Abstract WP296: Human Vascular Smooth Muscle Cells Derived Small Extracellular Vesicles Reduce the Neurovascular Damage After Stroke in Diabetic Mice

Abstract

Introduction: Stroke patients with type-2 diabetes exhibit exacerbated cerebrovascular dysfunction and increased neurological deficits compared to non-diabetic stroke patients. Vascular smooth muscle cells (VSMCs) play an important role in mediating neurovascular function, however, how VSMCs communicate with cerebral endothelial cells (CECs) has not been studied. In this study, we tested the hypothesis that small extracellular vesicles (sEVs) derived from healthy human VSMCs (VSMC-sEVs) reduce diabetes- and ischemia-neurovascular damage. Methods and Results: VSMC-sEVs were characterized. In vitro CEC permeability assay showed that treatment of hypoxia-challenged human brain microvascular endothelial cells (BMECs) or primary CECs isolated from type-2 diabetic mice (n=6/group) with VSMC-sEVs significantly reduced and augmented cell permeability and trans-endothelial electrical resistance, respectively, compared to non VSMC-sEVs control. Inhibition of sEV endocytosis in BMECs with clathrin (CPZ) or caveolin (Nystatin) inhibitors abrogated the effect of VSMC-sEVs on CEC proliferation and migration. We then examined the effect of VSMC-sEVs on diabetic ischemia in which diabetic mice, with diabetes induced by a high fat diet and streptozotocin, were subjected to permanent MCAo. Middle-age diabetic male mice (10-12m old) were treated with intranasal administration of VSMC-sEVs (1x10 9 particles per injection) or saline (n=12/group) at 24h after cerebral ischemia.
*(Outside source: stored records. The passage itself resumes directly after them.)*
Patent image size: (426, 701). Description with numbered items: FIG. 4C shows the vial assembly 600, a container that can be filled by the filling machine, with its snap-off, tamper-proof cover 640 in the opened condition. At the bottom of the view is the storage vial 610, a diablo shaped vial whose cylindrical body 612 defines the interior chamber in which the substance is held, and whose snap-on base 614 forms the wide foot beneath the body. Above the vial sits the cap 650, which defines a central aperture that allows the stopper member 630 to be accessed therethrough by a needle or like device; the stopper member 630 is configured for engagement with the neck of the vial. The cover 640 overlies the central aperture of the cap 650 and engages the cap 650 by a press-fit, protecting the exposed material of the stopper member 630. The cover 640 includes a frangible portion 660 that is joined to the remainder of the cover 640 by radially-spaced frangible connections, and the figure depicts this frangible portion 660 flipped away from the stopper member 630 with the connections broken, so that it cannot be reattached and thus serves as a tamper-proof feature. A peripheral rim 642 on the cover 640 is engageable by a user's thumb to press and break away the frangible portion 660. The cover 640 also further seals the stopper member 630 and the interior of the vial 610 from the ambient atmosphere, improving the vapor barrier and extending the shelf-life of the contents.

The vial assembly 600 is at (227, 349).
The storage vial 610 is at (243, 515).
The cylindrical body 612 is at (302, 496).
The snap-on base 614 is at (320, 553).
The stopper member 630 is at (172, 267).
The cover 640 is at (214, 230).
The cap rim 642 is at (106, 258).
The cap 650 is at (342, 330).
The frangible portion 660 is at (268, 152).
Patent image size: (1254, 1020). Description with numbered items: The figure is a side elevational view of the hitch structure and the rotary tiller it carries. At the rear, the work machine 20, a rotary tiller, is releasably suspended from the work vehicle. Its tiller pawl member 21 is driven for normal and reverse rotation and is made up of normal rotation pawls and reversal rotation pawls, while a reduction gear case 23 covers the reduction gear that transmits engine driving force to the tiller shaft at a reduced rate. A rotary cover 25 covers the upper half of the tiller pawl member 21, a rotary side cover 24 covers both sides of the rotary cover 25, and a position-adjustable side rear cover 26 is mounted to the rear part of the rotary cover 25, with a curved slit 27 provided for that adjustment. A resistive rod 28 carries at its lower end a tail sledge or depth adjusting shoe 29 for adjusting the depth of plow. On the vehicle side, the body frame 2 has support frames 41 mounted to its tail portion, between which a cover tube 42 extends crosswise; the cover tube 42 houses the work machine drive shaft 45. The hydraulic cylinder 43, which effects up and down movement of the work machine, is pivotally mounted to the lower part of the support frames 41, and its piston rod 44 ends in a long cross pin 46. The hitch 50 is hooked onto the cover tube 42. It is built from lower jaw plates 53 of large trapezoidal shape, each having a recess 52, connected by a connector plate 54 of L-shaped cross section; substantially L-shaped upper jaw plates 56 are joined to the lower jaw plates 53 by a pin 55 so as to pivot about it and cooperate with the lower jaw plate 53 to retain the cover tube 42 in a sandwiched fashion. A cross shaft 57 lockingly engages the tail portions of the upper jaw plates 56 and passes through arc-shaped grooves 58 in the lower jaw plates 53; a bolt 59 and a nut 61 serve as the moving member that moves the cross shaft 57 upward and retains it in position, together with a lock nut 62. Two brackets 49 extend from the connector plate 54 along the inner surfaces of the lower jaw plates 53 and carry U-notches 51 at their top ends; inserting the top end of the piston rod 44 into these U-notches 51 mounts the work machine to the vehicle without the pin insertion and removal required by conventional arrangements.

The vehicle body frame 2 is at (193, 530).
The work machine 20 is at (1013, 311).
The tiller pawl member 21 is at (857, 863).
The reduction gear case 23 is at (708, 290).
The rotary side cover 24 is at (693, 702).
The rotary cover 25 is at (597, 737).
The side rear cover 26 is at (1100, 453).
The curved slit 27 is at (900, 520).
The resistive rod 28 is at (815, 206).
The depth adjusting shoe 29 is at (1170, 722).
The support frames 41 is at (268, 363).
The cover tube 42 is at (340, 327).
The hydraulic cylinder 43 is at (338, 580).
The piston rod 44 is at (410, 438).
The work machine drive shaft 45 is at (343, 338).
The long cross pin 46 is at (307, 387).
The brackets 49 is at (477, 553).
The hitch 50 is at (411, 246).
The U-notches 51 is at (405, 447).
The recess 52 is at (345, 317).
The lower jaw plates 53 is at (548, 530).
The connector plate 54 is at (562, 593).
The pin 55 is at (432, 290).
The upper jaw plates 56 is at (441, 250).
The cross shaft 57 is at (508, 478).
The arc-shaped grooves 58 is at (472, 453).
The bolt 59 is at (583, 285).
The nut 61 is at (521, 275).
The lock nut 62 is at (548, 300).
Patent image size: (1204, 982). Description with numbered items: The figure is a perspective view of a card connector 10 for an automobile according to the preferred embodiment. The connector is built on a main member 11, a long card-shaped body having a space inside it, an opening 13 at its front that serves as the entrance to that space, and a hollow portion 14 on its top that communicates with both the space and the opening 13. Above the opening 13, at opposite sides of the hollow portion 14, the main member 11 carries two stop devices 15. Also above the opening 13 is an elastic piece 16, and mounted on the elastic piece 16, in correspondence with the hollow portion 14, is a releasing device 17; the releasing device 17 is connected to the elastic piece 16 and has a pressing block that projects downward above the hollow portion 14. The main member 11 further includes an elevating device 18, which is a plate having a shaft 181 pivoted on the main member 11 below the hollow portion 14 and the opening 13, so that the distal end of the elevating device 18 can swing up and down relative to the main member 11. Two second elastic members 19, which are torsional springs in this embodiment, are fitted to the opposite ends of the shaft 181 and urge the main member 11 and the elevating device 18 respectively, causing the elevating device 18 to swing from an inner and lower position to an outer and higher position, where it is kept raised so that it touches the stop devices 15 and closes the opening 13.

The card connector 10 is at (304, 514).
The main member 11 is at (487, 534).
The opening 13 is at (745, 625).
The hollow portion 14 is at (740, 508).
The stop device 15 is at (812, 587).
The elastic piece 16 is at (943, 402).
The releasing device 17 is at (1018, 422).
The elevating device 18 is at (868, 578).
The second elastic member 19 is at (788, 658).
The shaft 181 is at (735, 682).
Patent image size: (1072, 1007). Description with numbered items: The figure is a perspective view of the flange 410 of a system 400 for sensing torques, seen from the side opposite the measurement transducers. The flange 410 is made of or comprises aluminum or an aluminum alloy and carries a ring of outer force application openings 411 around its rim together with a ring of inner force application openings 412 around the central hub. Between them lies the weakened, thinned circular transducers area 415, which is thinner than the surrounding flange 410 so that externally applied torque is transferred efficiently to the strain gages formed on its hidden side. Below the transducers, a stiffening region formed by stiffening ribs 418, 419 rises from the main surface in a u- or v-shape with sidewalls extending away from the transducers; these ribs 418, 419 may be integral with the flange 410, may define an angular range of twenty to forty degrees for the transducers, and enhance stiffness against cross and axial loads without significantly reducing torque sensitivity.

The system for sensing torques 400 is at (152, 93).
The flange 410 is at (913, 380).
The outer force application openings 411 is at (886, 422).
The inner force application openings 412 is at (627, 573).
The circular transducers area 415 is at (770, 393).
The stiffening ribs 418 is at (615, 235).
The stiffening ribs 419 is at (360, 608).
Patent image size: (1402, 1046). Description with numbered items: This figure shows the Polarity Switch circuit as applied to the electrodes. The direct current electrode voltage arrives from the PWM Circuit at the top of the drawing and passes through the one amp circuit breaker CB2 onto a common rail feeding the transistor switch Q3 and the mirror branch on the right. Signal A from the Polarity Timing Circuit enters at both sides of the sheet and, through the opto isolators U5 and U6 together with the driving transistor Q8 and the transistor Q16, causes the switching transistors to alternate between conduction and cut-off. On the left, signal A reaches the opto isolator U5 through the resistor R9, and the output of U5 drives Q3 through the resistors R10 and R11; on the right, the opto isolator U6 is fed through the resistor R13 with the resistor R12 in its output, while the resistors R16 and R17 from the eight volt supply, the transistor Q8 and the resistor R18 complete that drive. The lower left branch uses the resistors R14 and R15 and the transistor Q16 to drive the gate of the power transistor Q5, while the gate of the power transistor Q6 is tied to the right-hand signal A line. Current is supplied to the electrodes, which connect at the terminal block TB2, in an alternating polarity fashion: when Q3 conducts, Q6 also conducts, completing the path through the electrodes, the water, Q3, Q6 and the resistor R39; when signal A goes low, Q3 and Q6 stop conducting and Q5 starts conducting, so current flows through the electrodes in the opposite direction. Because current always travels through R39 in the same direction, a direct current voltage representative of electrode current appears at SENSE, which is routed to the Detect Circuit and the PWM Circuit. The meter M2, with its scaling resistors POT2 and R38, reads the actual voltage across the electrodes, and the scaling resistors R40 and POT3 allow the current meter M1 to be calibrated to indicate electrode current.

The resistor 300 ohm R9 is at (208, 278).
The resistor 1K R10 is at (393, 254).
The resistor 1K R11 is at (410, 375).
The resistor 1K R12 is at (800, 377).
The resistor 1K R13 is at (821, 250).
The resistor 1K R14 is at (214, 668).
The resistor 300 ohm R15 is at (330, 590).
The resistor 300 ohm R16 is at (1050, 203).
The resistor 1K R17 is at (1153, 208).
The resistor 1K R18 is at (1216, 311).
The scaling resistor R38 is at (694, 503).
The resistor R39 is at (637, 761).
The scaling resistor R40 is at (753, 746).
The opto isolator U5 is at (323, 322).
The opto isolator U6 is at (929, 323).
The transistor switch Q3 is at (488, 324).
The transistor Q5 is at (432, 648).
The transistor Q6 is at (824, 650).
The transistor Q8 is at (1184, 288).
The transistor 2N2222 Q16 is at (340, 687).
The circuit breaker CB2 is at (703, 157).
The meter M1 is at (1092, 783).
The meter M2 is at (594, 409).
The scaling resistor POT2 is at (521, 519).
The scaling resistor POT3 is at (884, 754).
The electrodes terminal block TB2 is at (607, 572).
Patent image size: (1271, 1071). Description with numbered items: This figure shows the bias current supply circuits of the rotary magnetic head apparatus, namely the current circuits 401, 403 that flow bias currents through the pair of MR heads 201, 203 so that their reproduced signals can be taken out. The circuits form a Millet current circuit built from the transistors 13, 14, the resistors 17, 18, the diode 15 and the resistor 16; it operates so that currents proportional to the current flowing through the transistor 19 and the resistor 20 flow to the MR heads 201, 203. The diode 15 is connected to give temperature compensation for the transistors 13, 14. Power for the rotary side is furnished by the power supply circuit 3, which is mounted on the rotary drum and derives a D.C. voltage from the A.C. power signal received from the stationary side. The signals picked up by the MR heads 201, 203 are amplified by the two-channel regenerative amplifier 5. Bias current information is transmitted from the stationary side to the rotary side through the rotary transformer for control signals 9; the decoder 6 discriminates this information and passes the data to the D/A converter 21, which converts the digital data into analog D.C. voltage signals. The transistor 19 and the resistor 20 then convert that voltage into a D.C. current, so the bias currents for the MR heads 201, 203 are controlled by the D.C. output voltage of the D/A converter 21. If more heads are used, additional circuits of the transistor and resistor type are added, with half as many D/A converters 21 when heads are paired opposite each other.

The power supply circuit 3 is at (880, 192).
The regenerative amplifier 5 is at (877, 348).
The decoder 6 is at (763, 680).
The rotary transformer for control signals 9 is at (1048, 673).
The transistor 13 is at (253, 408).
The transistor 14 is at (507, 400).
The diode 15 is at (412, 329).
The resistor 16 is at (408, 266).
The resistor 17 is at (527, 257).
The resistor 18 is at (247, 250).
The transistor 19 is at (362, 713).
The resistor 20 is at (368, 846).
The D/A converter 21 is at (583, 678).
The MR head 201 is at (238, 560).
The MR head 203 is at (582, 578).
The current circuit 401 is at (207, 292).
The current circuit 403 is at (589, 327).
We found that VSMC-sEVs treatment significantly increased regional cerebral blood flow and FITC-dextran perfused functional microvessels (17.55% vs 13.32% control) as well as decreased brain hemorrhage and BBB leakage (1.51% vs 1.76% of albumin, p<0.05) in the ischemic border zone 28 days after MCAo compared with the saline treatment mice. Moreover, compared to the saline treatment, VSMC-sEVs significantly improved neurological function after stroke as measured by modified neurological severity score, and foot-fault and adhesive removal tests, respectively. Conclusion: This study suggests that VSMC-sEVs have a therapeutic effect to improve neurological outcome after diabetic stroke, likely by reducing diabetes and ischemia impaired neurovascular function.